Görüldüğü üzere, Türklerin ilk karşı çıktıkları nokta, okulun Fransız baskısıyla kurulmuş olmasıydı. İkinci önemli konu ise öğrencilerin ahlakının bozulması endişesiydi…
Lisenin ilk müdürü M. De Salve, müessesede ne gibi güçlüklere maruz kaldığını belirtirken:
“Çok defalar baş göstermiş bir korku vardı ki, o da öğretmenlerin öğrenciler arasında din propagandası yapma ihtimaliydi.
Bu kadar zorluğa ve halkın okula karşı alacağı vaziyetin tevlit edebileceği şüphelere rağmen lise 1 Eylül 1868 tarihinde açıldı. Ve daha ilk günlerde talebesinin adedi 341 e ulaştı ki dini itibariyle şöyle sınıflandırılabilirler:
- 147 Müslüman
- 48 Gregoryen Ermeni
- 36 Rum
- 34 Musevi
- 34 Bulgar
- 23 Latin Katolik
- 19 Ermeni Katolik
Öğrencilerden 240’ ı hiç Fransızca bilmiyordu. 60’ ı biraz okuyup yazabiliyor, fakat anlamıyorlardı, yalnız 40’ ı Fransızcayı oldukça biliyorlardı.
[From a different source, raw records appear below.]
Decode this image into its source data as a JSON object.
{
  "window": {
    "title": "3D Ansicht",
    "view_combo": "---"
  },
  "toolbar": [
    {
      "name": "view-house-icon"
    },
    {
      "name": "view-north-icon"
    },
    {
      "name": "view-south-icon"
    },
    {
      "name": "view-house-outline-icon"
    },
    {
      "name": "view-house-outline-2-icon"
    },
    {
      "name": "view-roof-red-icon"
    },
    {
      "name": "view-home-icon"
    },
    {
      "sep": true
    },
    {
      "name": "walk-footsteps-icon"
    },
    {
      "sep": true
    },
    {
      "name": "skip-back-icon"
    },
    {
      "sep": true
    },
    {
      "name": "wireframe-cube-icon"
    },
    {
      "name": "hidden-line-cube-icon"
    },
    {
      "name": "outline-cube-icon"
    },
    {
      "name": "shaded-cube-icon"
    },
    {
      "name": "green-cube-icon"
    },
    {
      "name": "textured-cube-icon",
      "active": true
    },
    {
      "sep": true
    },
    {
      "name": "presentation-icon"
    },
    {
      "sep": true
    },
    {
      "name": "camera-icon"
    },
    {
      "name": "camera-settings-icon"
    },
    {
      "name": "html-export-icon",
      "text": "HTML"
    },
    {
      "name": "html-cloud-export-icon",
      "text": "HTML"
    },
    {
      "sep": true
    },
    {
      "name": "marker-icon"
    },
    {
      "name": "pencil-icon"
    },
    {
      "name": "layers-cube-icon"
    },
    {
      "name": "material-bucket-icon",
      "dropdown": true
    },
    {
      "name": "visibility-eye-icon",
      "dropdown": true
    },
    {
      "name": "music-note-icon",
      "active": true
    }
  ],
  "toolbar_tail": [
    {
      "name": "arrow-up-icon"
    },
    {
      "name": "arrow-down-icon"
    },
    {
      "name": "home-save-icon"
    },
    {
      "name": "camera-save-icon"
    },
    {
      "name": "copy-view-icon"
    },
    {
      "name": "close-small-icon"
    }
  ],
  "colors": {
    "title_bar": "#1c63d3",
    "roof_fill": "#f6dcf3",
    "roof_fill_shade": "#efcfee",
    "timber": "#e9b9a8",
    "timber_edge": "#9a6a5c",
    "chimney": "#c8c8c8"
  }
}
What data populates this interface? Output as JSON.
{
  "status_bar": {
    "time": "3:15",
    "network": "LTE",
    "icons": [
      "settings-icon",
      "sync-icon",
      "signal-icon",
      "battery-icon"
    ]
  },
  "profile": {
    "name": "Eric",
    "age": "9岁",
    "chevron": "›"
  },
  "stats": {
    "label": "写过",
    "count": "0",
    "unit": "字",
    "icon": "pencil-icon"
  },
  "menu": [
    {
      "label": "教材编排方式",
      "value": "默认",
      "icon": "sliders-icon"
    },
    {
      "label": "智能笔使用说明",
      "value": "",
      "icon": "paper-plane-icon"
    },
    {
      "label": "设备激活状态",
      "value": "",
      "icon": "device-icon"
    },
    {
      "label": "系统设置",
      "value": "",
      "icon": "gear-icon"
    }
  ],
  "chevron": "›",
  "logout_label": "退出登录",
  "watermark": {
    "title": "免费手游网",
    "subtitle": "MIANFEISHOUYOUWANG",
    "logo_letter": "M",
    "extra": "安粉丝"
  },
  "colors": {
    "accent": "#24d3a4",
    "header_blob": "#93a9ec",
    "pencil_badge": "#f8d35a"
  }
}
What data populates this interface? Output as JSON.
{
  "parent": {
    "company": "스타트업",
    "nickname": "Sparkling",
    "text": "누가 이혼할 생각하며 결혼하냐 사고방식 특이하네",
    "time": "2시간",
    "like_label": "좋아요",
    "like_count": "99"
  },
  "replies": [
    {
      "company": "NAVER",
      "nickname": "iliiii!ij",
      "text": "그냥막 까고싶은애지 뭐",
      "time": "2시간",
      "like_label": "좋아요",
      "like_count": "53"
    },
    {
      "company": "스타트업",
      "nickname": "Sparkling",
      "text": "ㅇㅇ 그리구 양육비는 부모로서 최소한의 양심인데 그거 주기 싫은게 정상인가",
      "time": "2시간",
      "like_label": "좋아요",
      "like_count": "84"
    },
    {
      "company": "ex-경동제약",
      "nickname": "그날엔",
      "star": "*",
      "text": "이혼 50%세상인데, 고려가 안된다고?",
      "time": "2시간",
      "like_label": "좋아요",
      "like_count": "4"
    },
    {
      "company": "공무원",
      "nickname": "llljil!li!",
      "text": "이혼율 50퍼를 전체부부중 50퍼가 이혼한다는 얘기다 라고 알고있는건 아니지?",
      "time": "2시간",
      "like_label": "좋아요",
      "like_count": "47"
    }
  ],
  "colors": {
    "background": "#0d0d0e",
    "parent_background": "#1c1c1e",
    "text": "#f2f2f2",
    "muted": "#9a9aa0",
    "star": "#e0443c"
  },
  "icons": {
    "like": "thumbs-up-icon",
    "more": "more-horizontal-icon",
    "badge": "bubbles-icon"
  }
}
Lise açılır açılmaz idare, önceden tahmin edilemeyen zorluklarla karşılaştı:
- Kuran, her Müslüman için günde müteaddit defalar abdest almayı emrettiği gibi, bazı hallerde yıkanmayı da mecbur tutmuştur. Diğer taraftan, ramazan ayında gündüzün İslamlara her türlü yemek ve içmek yasaktır. Ayrıca, Ramazan vakti de seneye göre değişmektedir. İstanbul’daki saatlerin hesabı da batıdaki gibi değildir. Türkler yalnız gurubi saat kullanırlar. Hıristiyanlar da daha batı takvimini kabul etmemişlerdir.
- Türklerin tatil günü Cuma, Musevilerinki Cumartesi, Hıristiyanlarınki Pazar günüdür.
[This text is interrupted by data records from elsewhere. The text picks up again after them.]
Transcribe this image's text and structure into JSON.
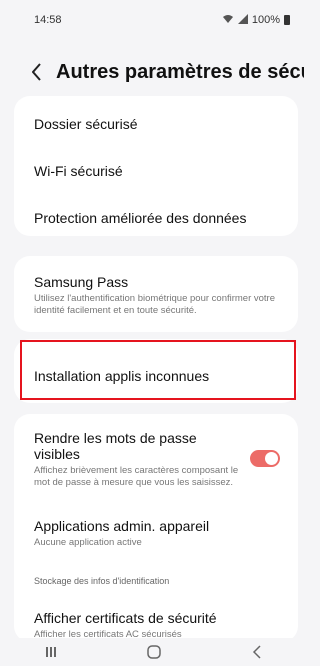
{
  "status_bar": {
    "time": "14:58",
    "battery_text": "100%"
  },
  "header": {
    "title": "Autres paramètres de sécu..."
  },
  "group1": [
    {
      "title": "Dossier sécurisé"
    },
    {
      "title": "Wi-Fi sécurisé"
    },
    {
      "title": "Protection améliorée des données"
    }
  ],
  "samsung_pass": {
    "title": "Samsung Pass",
    "subtitle": "Utilisez l'authentification biométrique pour confirmer votre identité facilement et en toute sécurité."
  },
  "unknown_apps": {
    "title": "Installation applis inconnues"
  },
  "visible_passwords": {
    "title": "Rendre les mots de passe visibles",
    "subtitle": "Affichez brièvement les caractères composant le mot de passe à mesure que vous les saisissez.",
    "toggle_on": true
  },
  "device_admin": {
    "title": "Applications admin. appareil",
    "subtitle": "Aucune application active"
  },
  "credentials_section": {
    "header": "Stockage des infos d'identification",
    "item_title": "Afficher certificats de sécurité",
    "item_subtitle_partial": "Afficher les certificats AC sécurisés"
  },
  "colors": {
    "accent": "#ec6b67",
    "highlight_border": "#e5141e",
    "background": "#f5f5f7"
  },
  "icons": {
    "back": "chevron-left-icon",
    "nav_recent": "recent-apps-icon",
    "nav_home": "home-icon",
    "nav_back": "back-icon"
  }
}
- Resmi ve dini bayram ve yortu günleri ne muhtelif milletlerde, ne de aynı milletin muhtelif mezheplerinde müttehit değildir.
- Gıda itibarıyla da Türk, Hıristiyan ve Musevilerin alışkanlıkları çok farklıdır.
- Ayrıca, kısmen okulda ikamet eden öğretmenler bile köken ve karakterleri itibariyle anlaşmazlıklara neden olabilirlerdi. Aralarında Türkler, Fransızlar, Ermeniler, Rumlar, İtalyanlar ve İngilizler bulunuyordu.” yazmaktadır.
Görüldüğü üzere, problemlerin çoğu, halk arasında din farklılıklarından gelmekteydi. Halbuki Galatasaray Lisesi dinler arasında köprü olarak kurulmuştur. Kaldı ki dinimiz İslam’ a göre de tek Tanrı’ ya inananlar aynı safta ve değerde değil midir?
Tüm bu olumsuzluklara rağmen, okulun açılışından bir ay sonra öğrenci sayısı 403’ e, eğitim yılı sonuna doğru 530’ a, bir sonraki ders yılı başında 640’ a yani neredeyse ilk senede 2 katına erişmişti.
De Salve okulun başarısını şu şekilde anlatmaktadır:
“3. seneden itibaren 1871 Temmuzunda 8 öğrenci, bir Fransız komisyonu huzurunda “bachelier es-sciences” diploması elde etti… Bu başarılar, öğrencinin kabiliyeti ve azimli çalışması kadar, öğretmenlerin kıymet ve fedakarlıklarının delilidir.”
“… Doğu kavimlerini ciddi bir zihni kültür almaya istidatsız, kesin ve meşum bir atalete mahkum hale gelmiş zannetmenin hata olduğu sabit oldu.”
“En zeki ve haluk çocukların hangi unsura mensup olduklarını tetkik etmek enteresandır. Her iki bakımdan Bulgarlar birinciliği muhafaza ediyordu. Onlardan sonra Ermeniler, Türkler, Museviler ve nihayet, üzüntü ile söylerim ki- Latin Katolikler geliyordu. Rumlar arasında birkaç iyi talebe olmakla beraber çok fenaları vardı.”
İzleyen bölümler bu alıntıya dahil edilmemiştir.